J’ai recommencé ma thérapie de groupe il y a deux semaines (donc ça fait trois rencontres que j’ai) et je pense que ça contribue à ce que je me sente sur une petite lancée.

Justement, hier, je textais avec un ami d’Amos qui lui, est à l’opposé de ça ben raide. Pour lui, je suis assez intelligent pour régler mes problèmes par moi-même. Après tout, c’est ce qu’il fait, lui.
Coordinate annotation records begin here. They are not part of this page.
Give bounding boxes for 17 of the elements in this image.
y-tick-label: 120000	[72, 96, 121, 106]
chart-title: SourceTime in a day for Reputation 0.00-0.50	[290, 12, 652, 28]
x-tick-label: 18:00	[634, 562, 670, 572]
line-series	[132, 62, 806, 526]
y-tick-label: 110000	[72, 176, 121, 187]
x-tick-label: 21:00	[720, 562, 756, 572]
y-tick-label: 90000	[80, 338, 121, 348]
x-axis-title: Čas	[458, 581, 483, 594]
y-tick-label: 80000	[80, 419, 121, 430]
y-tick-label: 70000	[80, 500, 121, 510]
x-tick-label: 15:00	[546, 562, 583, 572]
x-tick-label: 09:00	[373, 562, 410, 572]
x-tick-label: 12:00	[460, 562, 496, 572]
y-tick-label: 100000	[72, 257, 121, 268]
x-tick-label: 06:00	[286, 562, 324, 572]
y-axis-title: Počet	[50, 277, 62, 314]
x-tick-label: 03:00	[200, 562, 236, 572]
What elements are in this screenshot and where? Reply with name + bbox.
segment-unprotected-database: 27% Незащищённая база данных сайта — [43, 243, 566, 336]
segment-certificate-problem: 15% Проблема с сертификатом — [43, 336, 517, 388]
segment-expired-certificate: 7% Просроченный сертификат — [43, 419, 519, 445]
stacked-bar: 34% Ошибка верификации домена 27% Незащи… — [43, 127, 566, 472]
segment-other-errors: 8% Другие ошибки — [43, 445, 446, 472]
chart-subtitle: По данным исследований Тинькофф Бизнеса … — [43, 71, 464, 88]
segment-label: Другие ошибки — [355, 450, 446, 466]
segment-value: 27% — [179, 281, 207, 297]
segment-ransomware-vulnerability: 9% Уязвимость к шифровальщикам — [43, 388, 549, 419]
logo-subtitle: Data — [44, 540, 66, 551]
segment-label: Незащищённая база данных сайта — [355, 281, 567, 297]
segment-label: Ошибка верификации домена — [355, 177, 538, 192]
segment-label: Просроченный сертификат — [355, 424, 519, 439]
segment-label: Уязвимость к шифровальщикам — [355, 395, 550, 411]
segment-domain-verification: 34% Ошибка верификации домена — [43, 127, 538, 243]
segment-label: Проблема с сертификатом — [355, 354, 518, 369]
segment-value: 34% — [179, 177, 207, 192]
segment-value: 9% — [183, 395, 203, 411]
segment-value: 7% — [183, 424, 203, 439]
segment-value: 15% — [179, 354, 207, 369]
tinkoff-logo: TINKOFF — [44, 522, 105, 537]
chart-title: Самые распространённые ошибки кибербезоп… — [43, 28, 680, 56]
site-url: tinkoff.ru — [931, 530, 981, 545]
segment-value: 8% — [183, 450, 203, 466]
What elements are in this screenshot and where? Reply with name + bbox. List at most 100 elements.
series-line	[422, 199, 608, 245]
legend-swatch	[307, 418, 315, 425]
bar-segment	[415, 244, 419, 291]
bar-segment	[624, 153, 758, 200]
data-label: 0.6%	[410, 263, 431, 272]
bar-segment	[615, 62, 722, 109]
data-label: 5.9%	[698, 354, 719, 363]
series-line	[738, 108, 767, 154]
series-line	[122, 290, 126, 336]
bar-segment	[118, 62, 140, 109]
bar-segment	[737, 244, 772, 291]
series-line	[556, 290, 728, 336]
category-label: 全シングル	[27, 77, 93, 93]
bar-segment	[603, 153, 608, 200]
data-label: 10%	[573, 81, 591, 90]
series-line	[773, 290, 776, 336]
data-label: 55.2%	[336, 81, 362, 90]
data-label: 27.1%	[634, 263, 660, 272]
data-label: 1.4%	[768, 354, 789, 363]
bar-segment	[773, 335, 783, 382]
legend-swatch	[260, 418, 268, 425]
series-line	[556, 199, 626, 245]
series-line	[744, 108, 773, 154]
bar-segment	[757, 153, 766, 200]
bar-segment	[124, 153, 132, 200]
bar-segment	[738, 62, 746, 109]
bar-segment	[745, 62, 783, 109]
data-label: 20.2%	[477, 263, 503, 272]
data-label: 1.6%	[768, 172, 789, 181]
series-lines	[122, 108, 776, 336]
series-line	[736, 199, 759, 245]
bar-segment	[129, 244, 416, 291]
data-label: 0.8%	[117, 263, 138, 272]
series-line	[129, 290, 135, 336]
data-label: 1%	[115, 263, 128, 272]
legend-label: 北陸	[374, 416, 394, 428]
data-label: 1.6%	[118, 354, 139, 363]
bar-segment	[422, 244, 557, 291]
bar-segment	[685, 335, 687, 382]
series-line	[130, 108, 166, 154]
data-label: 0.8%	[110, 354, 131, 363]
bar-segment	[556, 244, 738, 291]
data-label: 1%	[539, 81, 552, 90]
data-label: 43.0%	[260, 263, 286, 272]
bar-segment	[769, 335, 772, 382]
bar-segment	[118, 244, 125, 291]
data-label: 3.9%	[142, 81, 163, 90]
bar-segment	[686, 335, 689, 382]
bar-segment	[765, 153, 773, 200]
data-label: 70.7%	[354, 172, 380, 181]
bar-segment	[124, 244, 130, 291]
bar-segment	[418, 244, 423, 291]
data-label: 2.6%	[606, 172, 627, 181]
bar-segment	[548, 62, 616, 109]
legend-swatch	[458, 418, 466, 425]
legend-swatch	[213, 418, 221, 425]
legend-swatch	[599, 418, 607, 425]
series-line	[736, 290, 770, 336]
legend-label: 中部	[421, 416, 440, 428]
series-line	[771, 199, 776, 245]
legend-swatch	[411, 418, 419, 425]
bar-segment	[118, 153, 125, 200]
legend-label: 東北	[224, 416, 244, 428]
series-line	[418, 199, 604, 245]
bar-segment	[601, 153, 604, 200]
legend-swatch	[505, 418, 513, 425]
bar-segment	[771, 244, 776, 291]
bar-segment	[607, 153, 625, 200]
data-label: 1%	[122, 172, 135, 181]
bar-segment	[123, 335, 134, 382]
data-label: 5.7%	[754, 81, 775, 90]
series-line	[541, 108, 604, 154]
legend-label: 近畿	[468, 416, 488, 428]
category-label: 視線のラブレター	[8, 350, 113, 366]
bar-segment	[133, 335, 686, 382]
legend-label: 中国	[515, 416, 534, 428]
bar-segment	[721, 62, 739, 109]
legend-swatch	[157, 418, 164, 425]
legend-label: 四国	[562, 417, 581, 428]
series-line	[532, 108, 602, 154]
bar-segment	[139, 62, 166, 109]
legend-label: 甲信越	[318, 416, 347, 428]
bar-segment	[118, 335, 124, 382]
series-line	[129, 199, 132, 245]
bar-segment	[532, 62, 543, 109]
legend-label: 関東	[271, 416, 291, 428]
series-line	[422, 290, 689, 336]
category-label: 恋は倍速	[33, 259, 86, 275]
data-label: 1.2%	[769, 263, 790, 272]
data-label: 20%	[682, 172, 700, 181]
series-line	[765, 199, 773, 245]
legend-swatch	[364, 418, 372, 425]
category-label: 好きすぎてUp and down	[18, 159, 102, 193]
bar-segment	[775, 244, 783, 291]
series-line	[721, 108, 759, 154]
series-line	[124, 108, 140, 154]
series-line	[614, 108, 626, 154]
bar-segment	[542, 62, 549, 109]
Même si le jugement me gossait un tantinet, je n’étais pas trop blessé parce que je sais qu’il donne son opinion sans savoir de quoi il parle. C’est un gars super old school alors ce n’est pas surprenant qu’il prône l’homme qui gère ses trucs entre lui pis sa caisse de douze. Sauf qu’il a raison sur un truc : je suis assez intelligent.

(Ahah!)

Et régler mes problèmes, ça implique d’essayer des trucs et lire des bouquins et demander de l’aide pour trouver des solutions parce que moi tout seul, surtout en dépression où mon jugement est affecté, je suis très mal placé pour m’évaluer tout seul.

En plus que plusieurs de mes problèmes de fond me mènent à m’isoler, alors ce ne serait pas super intelligent de m’isoler encore plus le temps de les régler.

Mais bon, le concept de thérapie de groupe est un peu en train de prendre le bord. Avant le break imposé de la covid, on était plus qu’une douzaine. Ensuite, on est passé à cinq, mais à la dernière rencontre, on était deux patients pour deux animatrices. Par chance, deux autres patients sont arrivés en retard.

Ce que j’aimais à douze personnes, c’est que c’était encore assez facile de me cacher. Je parlais souvent juste pour puncher ou pour trouver des solutions pour les autres. C’est pas inutile de trouver des trucs pour les autres parce que tu te sens utile. C’est valorisant. Aussi, t’entends ce que les autres disent et parfois, ça te rejoint.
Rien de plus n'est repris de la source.